As the second half of the game began to wane and DePaul clung to a lead I was struck anew at the talent and athleticism of the women. Lightening passes, muscular rebounds, smart court sense and cool-headed free throws kept the Blue Devils at bay. In the unison cheers and groans of those assembled at Kelly’s as well as in the passionate dissection of each play by barroom coaches during time-outs, there was little difference between this game and one played by two men’s teams. Certainly in pride and desire, the women were claiming that which had been denied to female athletes for so long before Title IX. I was reminded that there is much good that comes with progress and the embrace of change.
DePaul won that hard-fought game against the favored Duke team and now advances to the 3rd round of the NCAA Tournament. And on this, the eve of their date to the Sweet 16, I find myself musing over the long season now drawing to its close…and contemplating the idea of success. With two victories (and counting!) in the Tournament and a sweep of both the Big East regular season and tournament championships it’s next to impossible not to feel pride and satisfaction – even exultation – in our team’s performance this year. And, naturally, our hopes are high that we can claim one more victory against yet another vaunted foe – this time Texas A and M.
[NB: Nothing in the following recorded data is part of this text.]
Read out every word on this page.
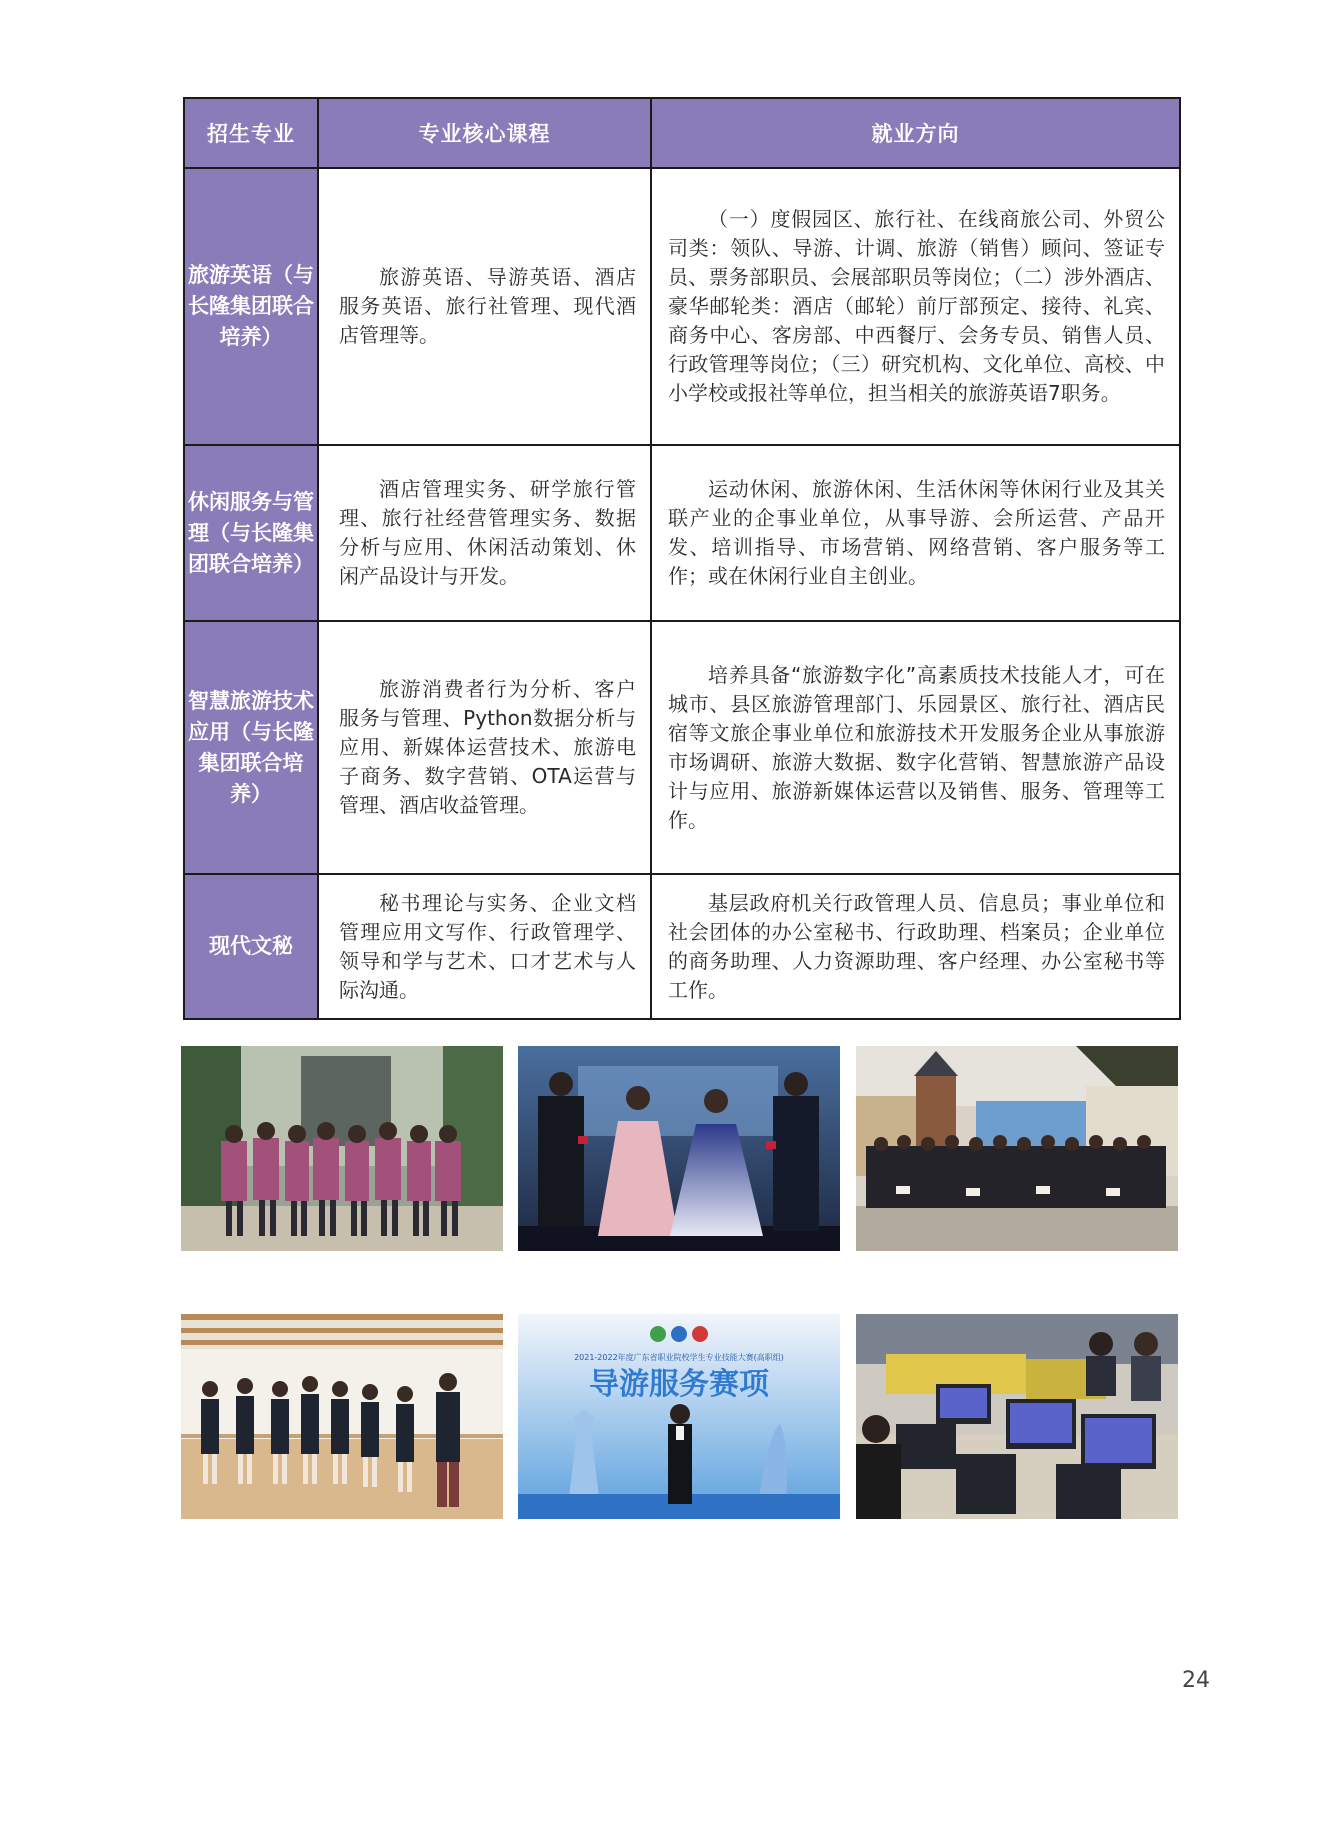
招生专业	专业核心课程	就业方向
旅游英语（与长隆集团联合培养）	旅游英语、导游英语、酒店服务英语、旅行社管理、现代酒店管理等。	（一）度假园区、旅行社、在线商旅公司、外贸公司类：领队、导游、计调、旅游（销售）顾问、签证专员、票务部职员、会展部职员等岗位；（二）涉外酒店、豪华邮轮类：酒店（邮轮）前厅部预定、接待、礼宾、商务中心、客房部、中西餐厅、会务专员、销售人员、行政管理等岗位；（三）研究机构、文化单位、高校、中小学校或报社等单位，担当相关的旅游英语7职务。
休闲服务与管理（与长隆集团联合培养）	酒店管理实务、研学旅行管理、旅行社经营管理实务、数据分析与应用、休闲活动策划、休闲产品设计与开发。	运动休闲、旅游休闲、生活休闲等休闲行业及其关联产业的企事业单位，从事导游、会所运营、产品开发、培训指导、市场营销、网络营销、客户服务等工作；或在休闲行业自主创业。
智慧旅游技术应用（与长隆集团联合培养）	旅游消费者行为分析、客户服务与管理、Python数据分析与应用、新媒体运营技术、旅游电子商务、数字营销、OTA运营与管理、酒店收益管理。	培养具备“旅游数字化”高素质技术技能人才，可在城市、县区旅游管理部门、乐园景区、旅行社、酒店民宿等文旅企事业单位和旅游技术开发服务企业从事旅游市场调研、旅游大数据、数字化营销、智慧旅游产品设计与应用、旅游新媒体运营以及销售、服务、管理等工作。
现代文秘	秘书理论与实务、企业文档管理应用文写作、行政管理学、领导和学与艺术、口才艺术与人际沟通。	基层政府机关行政管理人员、信息员；事业单位和社会团体的办公室秘书、行政助理、档案员；企业单位的商务助理、人力资源助理、客户经理、办公室秘书等工作。
2021-2022年度广东省职业院校学生专业技能大赛(高职组)
导游服务赛项
24
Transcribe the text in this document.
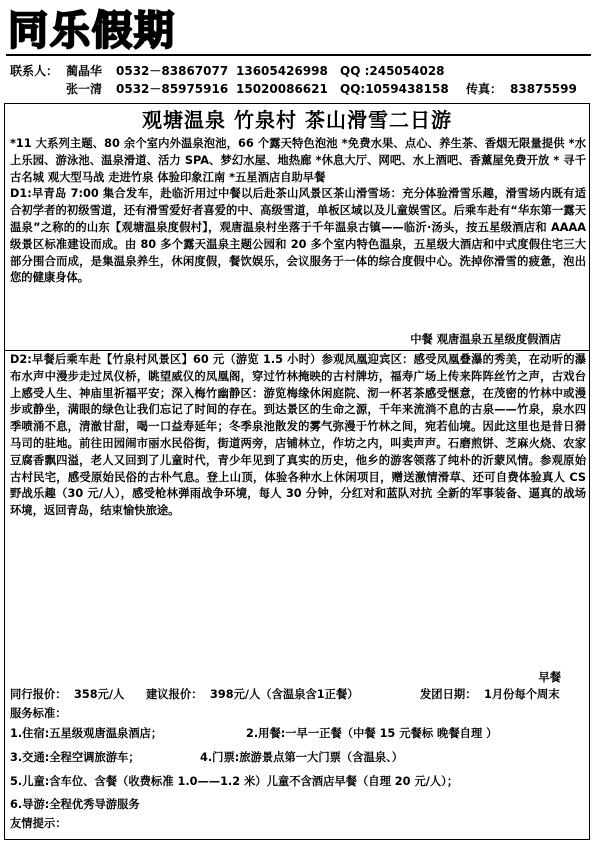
同乐假期
联系人： 蔺晶华 0532－83867077 13605426998 QQ :245054028
张一清 0532－85975916 15020086621 QQ:1059438158 传真： 83875599
观塘温泉 竹泉村 茶山滑雪二日游
*11 大系列主题、80 余个室内外温泉泡池，66 个露天特色泡池 *免费水果、点心、养生茶、香烟无限量提供 *水上乐园、游泳池、温泉滑道、活力 SPA、梦幻水屋、地热廊 *休息大厅、网吧、水上酒吧、香薰屋免费开放 * 寻千古名城 观大型马战 走进竹泉 体验印象江南 *五星酒店自助早餐
D1:早青岛 7:00 集合发车，赴临沂用过中餐以后赴茶山风景区茶山滑雪场：充分体验滑雪乐趣，滑雪场内既有适合初学者的初级雪道，还有滑雪爱好者喜爱的中、高级雪道，单板区域以及儿童娱雪区。后乘车赴有“华东第一露天温泉”之称的的山东【观塘温泉度假村】，观唐温泉村坐落于千年温泉古镇——临沂·汤头，按五星级酒店和 AAAA 级景区标准建设而成。由 80 多个露天温泉主题公园和 20 多个室内特色温泉，五星级大酒店和中式度假住宅三大部分围合而成，是集温泉养生，休闲度假，餐饮娱乐，会议服务于一体的综合度假中心。洗掉你滑雪的疲惫，泡出您的健康身体。
中餐 观唐温泉五星级度假酒店
D2:早餐后乘车赴【竹泉村风景区】60 元（游览 1.5 小时）参观凤凰迎宾区：感受凤凰叠瀑的秀美，在动听的瀑布水声中漫步走过凤仪桥，眺望威仪的凤凰阁，穿过竹林掩映的古村牌坊，福寿广场上传来阵阵丝竹之声，古戏台上感受人生、神庙里祈福平安；深入梅竹幽静区：游览梅缘休闲庭院、沏一杯茗茶感受惬意，在茂密的竹林中或漫步或静坐，满眼的绿色让我们忘记了时间的存在。到达景区的生命之源，千年来流淌不息的古泉——竹泉，泉水四季喷涌不息，清澈甘甜，喝一口益寿延年；冬季泉池散发的雾气弥漫于竹林之间，宛若仙境。因此这里也是昔日猾马司的驻地。前往田园闹市丽水民俗街，街道两旁，店铺林立，作坊之内，叫卖声声。石磨煎饼、芝麻火烧、农家豆腐香飘四溢，老人又回到了儿童时代，青少年见到了真实的历史，他乡的游客领落了纯朴的沂蒙风情。参观原始古村民宅，感受原始民俗的古朴气息。登上山顶，体验各种水上休闲项目，赠送激情滑草、还可自费体验真人 CS 野战乐趣（30 元/人），感受枪林弹雨战争环境，每人 30 分钟，分红对和蓝队对抗 全新的军事装备、逼真的战场环境，返回青岛，结束愉快旅途。
早餐
同行报价： 358元/人 建议报价： 398元/人（含温泉含1正餐）	发团日期： 1月份每个周末
服务标准：
1.住宿:五星级观唐温泉酒店；	2.用餐:一早一正餐（中餐 15 元餐标 晚餐自理 ）
3.交通:全程空调旅游车；	4.门票:旅游景点第一大门票（含温泉、）
5.儿童:含车位、含餐（收费标准 1.0——1.2 米）儿童不含酒店早餐（自理 20 元/人）；
6.导游:全程优秀导游服务
友情提示：
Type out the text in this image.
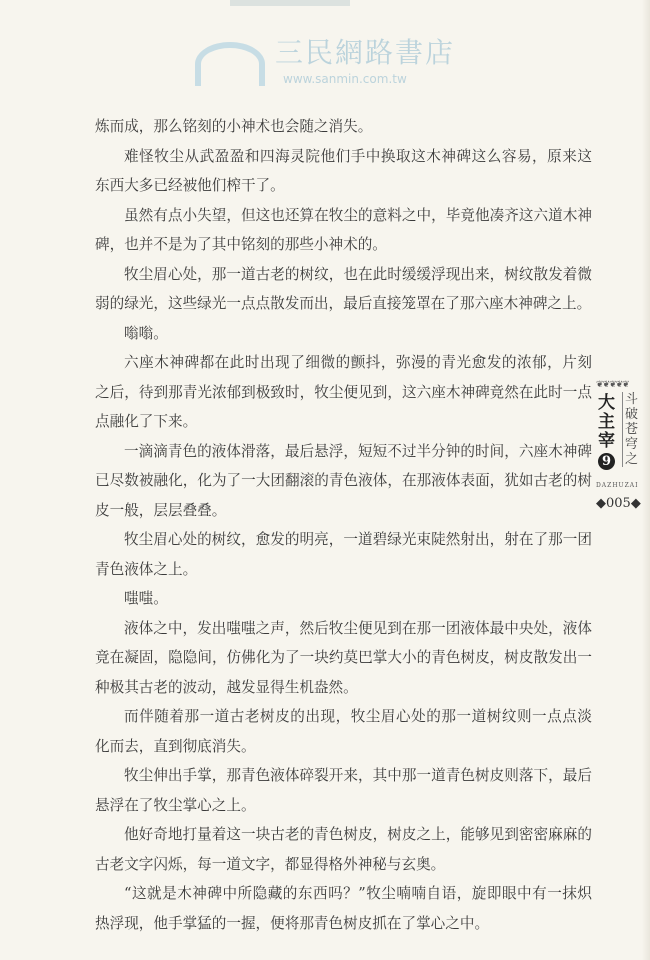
三民網路書店
www.sanmin.com.tw
炼而成，那么铭刻的小神术也会随之消失。
难怪牧尘从武盈盈和四海灵院他们手中换取这木神碑这么容易，原来这
东西大多已经被他们榨干了。
虽然有点小失望，但这也还算在牧尘的意料之中，毕竟他凑齐这六道木神
碑，也并不是为了其中铭刻的那些小神术的。
牧尘眉心处，那一道古老的树纹，也在此时缓缓浮现出来，树纹散发着微
弱的绿光，这些绿光一点点散发而出，最后直接笼罩在了那六座木神碑之上。
嗡嗡。
六座木神碑都在此时出现了细微的颤抖，弥漫的青光愈发的浓郁，片刻
之后，待到那青光浓郁到极致时，牧尘便见到，这六座木神碑竟然在此时一点
点融化了下来。
一滴滴青色的液体滑落，最后悬浮，短短不过半分钟的时间，六座木神碑
已尽数被融化，化为了一大团翻滚的青色液体，在那液体表面，犹如古老的树
皮一般，层层叠叠。
牧尘眉心处的树纹，愈发的明亮，一道碧绿光束陡然射出，射在了那一团
青色液体之上。
嗤嗤。
液体之中，发出嗤嗤之声，然后牧尘便见到在那一团液体最中央处，液体
竟在凝固，隐隐间，仿佛化为了一块约莫巴掌大小的青色树皮，树皮散发出一
种极其古老的波动，越发显得生机盎然。
而伴随着那一道古老树皮的出现，牧尘眉心处的那一道树纹则一点点淡
化而去，直到彻底消失。
牧尘伸出手掌，那青色液体碎裂开来，其中那一道青色树皮则落下，最后
悬浮在了牧尘掌心之上。
他好奇地打量着这一块古老的青色树皮，树皮之上，能够见到密密麻麻的
古老文字闪烁，每一道文字，都显得格外神秘与玄奥。
“这就是木神碑中所隐藏的东西吗？”牧尘喃喃自语，旋即眼中有一抹炽
热浮现，他手掌猛的一握，便将那青色树皮抓在了掌心之中。
❦❦❦❦❦
大主宰
9
斗破苍穹之
DAZHUZAI
◆005◆
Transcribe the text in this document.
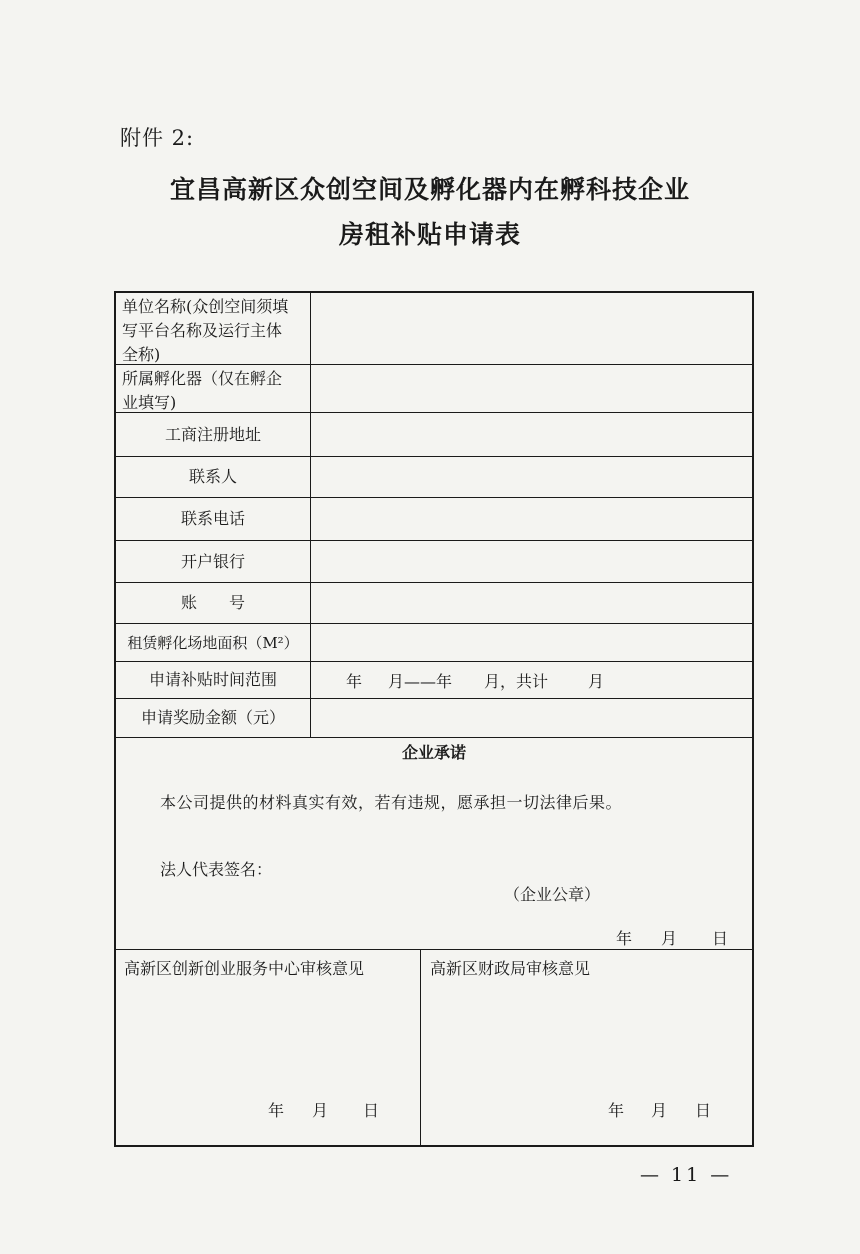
附件 2:
宜昌高新区众创空间及孵化器内在孵科技企业
房租补贴申请表
单位名称(众创空间须填
写平台名称及运行主体
全称)
所属孵化器（仅在孵企
业填写)
工商注册地址
联系人
联系电话
开户银行
账　　号
租赁孵化场地面积（M²）
申请补贴时间范围	年 月——年 月，共计 月
申请奖励金额（元）
企业承诺
本公司提供的材料真实有效，若有违规，愿承担一切法律后果。
法人代表签名：
（企业公章）
年 月 日
高新区创新创业服务中心审核意见
年 月 日
高新区财政局审核意见
年 月 日
— 11 —
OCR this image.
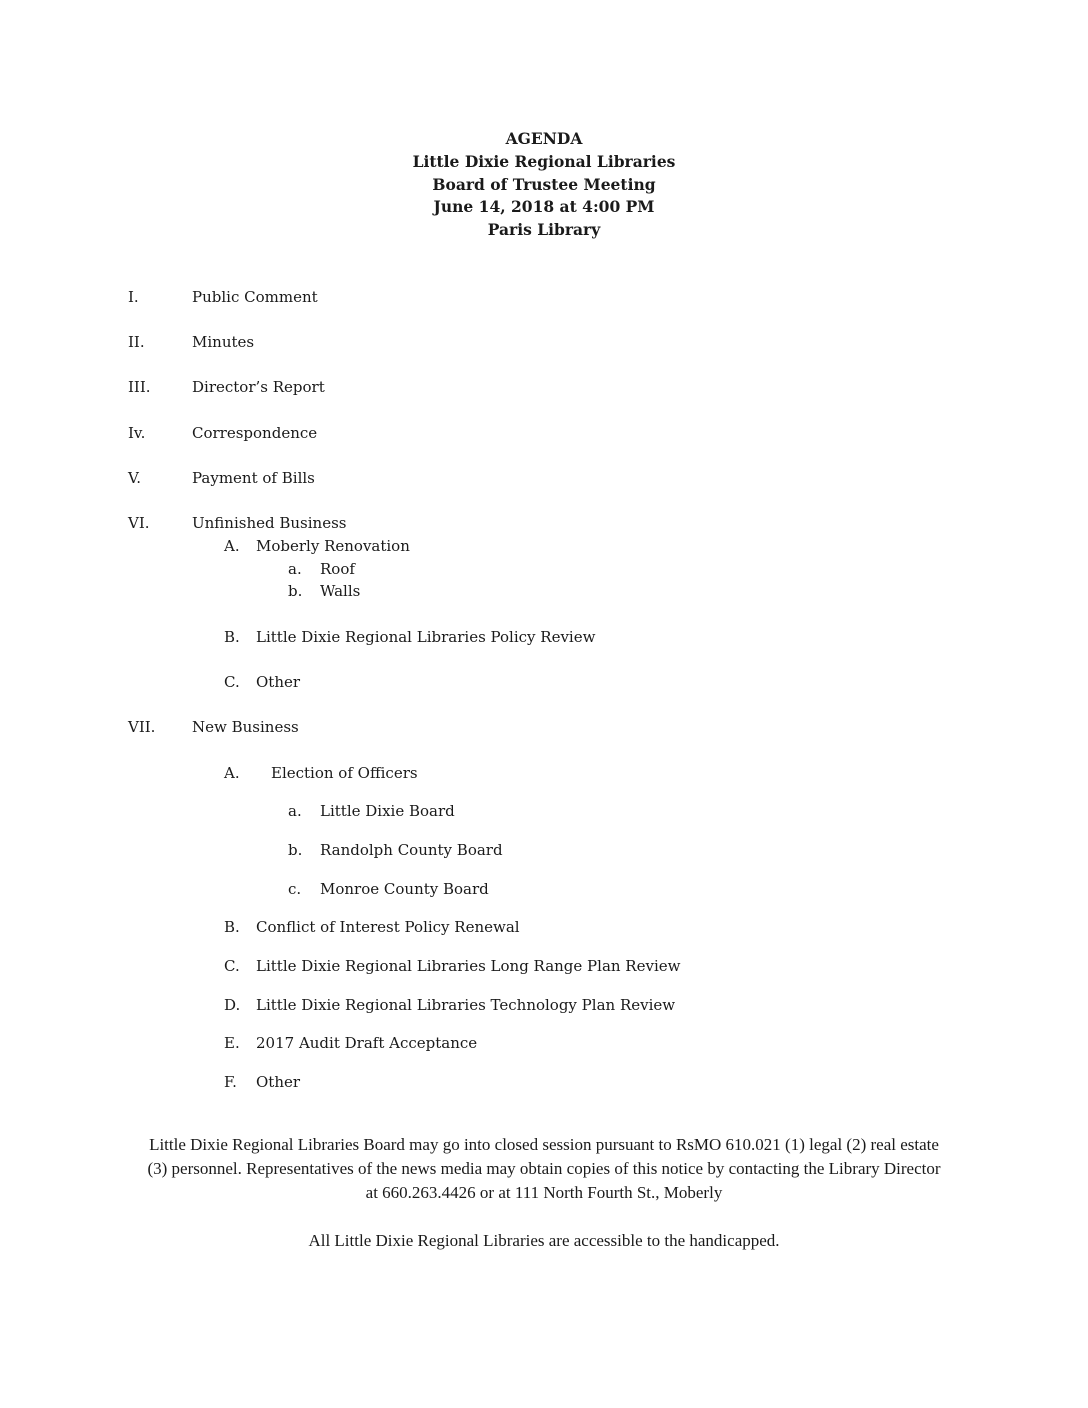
AGENDA
Little Dixie Regional Libraries
Board of Trustee Meeting
June 14, 2018 at 4:00 PM
Paris Library
I.	Public Comment
II.	Minutes
III.	Director’s Report
Iv.	Correspondence
V.	Payment of Bills
VI.	Unfinished Business
A. Moberly Renovation
a. Roof
b. Walls
B. Little Dixie Regional Libraries Policy Review
C. Other
VII. New Business
A. Election of Officers
a. Little Dixie Board
b. Randolph County Board
c. Monroe County Board
B. Conflict of Interest Policy Renewal
C. Little Dixie Regional Libraries Long Range Plan Review
D. Little Dixie Regional Libraries Technology Plan Review
E. 2017 Audit Draft Acceptance
F. Other
Little Dixie Regional Libraries Board may go into closed session pursuant to RsMO 610.021 (1) legal (2) real estate
(3) personnel. Representatives of the news media may obtain copies of this notice by contacting the Library Director
at 660.263.4426 or at 111 North Fourth St., Moberly
All Little Dixie Regional Libraries are accessible to the handicapped.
But, do these accomplishments make up the essence of a successful season?
I’m afraid that if we focus only on our women’s won/loss record or set our sights solely upon a championship trophy, we’ll miss out on something important: the wisdom to be gained through sport and then applied throughout life. If we fail to see that game last Monday night – or any high profile athletic endeavor – for all the truth they hold out to us then we will cheat ourselves of rewards richer than any victory alone offers.
Success is a team endeavor. Before every basket there has to be a sharp-eyed pass or key defensive play or unselfish assist from others. There must be hours of scrimmaging that require commitment from every player on the team – lots of whom go unheralded – in order for starters to run 20 or 25 or 30 minutes up and down the floor before cheering fans. There must be years of support from families, teachers, coaches, advisors, administrators – and unknown others – before each and every athlete made it to that court in Durham, N.C.
Failure and disappointment are a part of athletics – they are a part of life. But they will not be wasted if we learn from them. If a loss makes us stronger, smarter, resolved to not make the same mistakes, more committed to our goals, more willing to seek help, more humble and compassionate – than it serves an important purpose.
As I prepare to leave for Lincoln, NE to watch in person the Blue Demons take on the Aggies, one more truth about our women’s team makes its presence known to me in a powerful way: I care about them. I care because I admire what they do. I care because we’ve shared moments of laughter or conversation or story-telling in the classroom or around campus or outside the gym. I care because in very simple ways we’ve developed relationships.
And, because of these relationships, I’ll want them to be at their best when they take the floor on Saturday night and I’ll feel a sting that will be somewhat out of proportion to the circumstances if they lose. In the final analysis perhaps that, too, is a life lesson we’re meant to learn: sport can break our hearts. But, then again, so can life.
Yet, we believe that isn’t all. For it is in taking a risk and allowing ourselves to be defeated and broken that we stand the greatest chance of encountering truth and grace and new life.